Anche l’ex rettore della Bocconi, fedelissimo di Monti, scopre che forse è meglio uscire dall’euro

28 Giu 2014 10:44 - di Luca Maurelli

“Una luce in fondo al tunnel”. Ricordate la visione mistica di Mario Monti nel periodo in cui con una mano stangava gli italiani e con l’altra scrutava l’orizzonte alla ricerca di una ripresa che non sarebbe mai arrivata? Era la luce di un treno che stava per arrivarci in faccia, scherzò qualcuno, che in effetti non era troppo distante dalla realtà. Ma in quella metafora da lampada Osram il premier bocconiano fu affiancato e sostenuto dai principali economisti italiani, seguaci della medesima scuola: euro, stangate e sangue. Tra loro c’era anche Guido Tabellini, rettore della Bocconi fino al 2012, più volte candidato ad assumere la guda del ministero dell’Economia anche grazie alle ottime amicizie vantate negli ambienti giusti, tipo quelli dell’ingegner De Benedetti, suo amico personale e anche suo consigliere d’amministrazione nel colosso Cir.

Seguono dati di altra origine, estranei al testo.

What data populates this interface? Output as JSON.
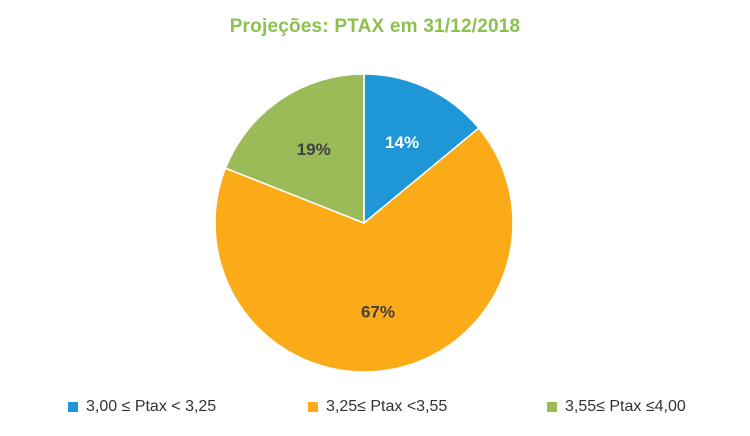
{
  "chart_data": {
    "type": "pie",
    "title": "Projeções: PTAX em 31/12/2018",
    "categories": [
      "3,00 ≤ Ptax < 3,25",
      "3,25≤ Ptax <3,55",
      "3,55≤ Ptax ≤4,00"
    ],
    "values": [
      14,
      67,
      19
    ],
    "data_labels": [
      "14%",
      "67%",
      "19%"
    ],
    "colors": [
      "#1f96d6",
      "#fbab18",
      "#9bbb59"
    ],
    "label_colors": [
      "#ffffff",
      "#404040",
      "#404040"
    ],
    "legend_position": "bottom",
    "start_angle": "12 o'clock, clockwise"
  }
}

Fino a un mese fa il professor Tabellini, interrogato sui possibili effetti nefasti di una vittoria alle Europee del partito degli euroscettici, si univa al coro degli allarmisti (sull’Espresso e sull’Huffington Post) paventando i rischia di una svalutazione del 50% in caso di ritorno alla moneta nazionale, con un’inflazione galoppante e una corsa al ritiro dei risparmi in banca. Considerando che Tabellini era lo stesso che agli albori della crisi l’aveva definita “non sistemica ma un possibile incidente temporaneo presto riassorbito, dovuto ad una crescita troppo rapida dell’innovazione finanziaria”, sulle previsioni del bocconiano si potrebbe anche sorvolare. È invece interessante notare il fatto che oggi Tabellini apra alla possibile uscita dall’euro in caso di ulteriore crisi e di sofferenza eccessiva del debito pubblico. Come spiega Libero di oggi, il bocconiano, a un convegno a Milano, parlando della possibile ristrutturazione del debito pubblico dei paesi a rischio come l’Italia, ha caldeggiato un’alternativa sorprendente alle forche caudine del “fiscal compact”: «Sarebbe preferibile uscire dall’euro per dotarsi di una propria politica monetaria», ha sottolineato. Certo, secondo l’economista, non sarebbe una soluzione auspicabile, ma il male minore, “comunque una scelta inevitabile dovuta al peccato originale dell’adesione all’area Euro dominata economicamente ed ideologicamente dalla Germania”. Se non è un pentimento, poco ci manca. Sarà per questo che fin da piccoli ci dicono di imparare a memoria le Tabellini.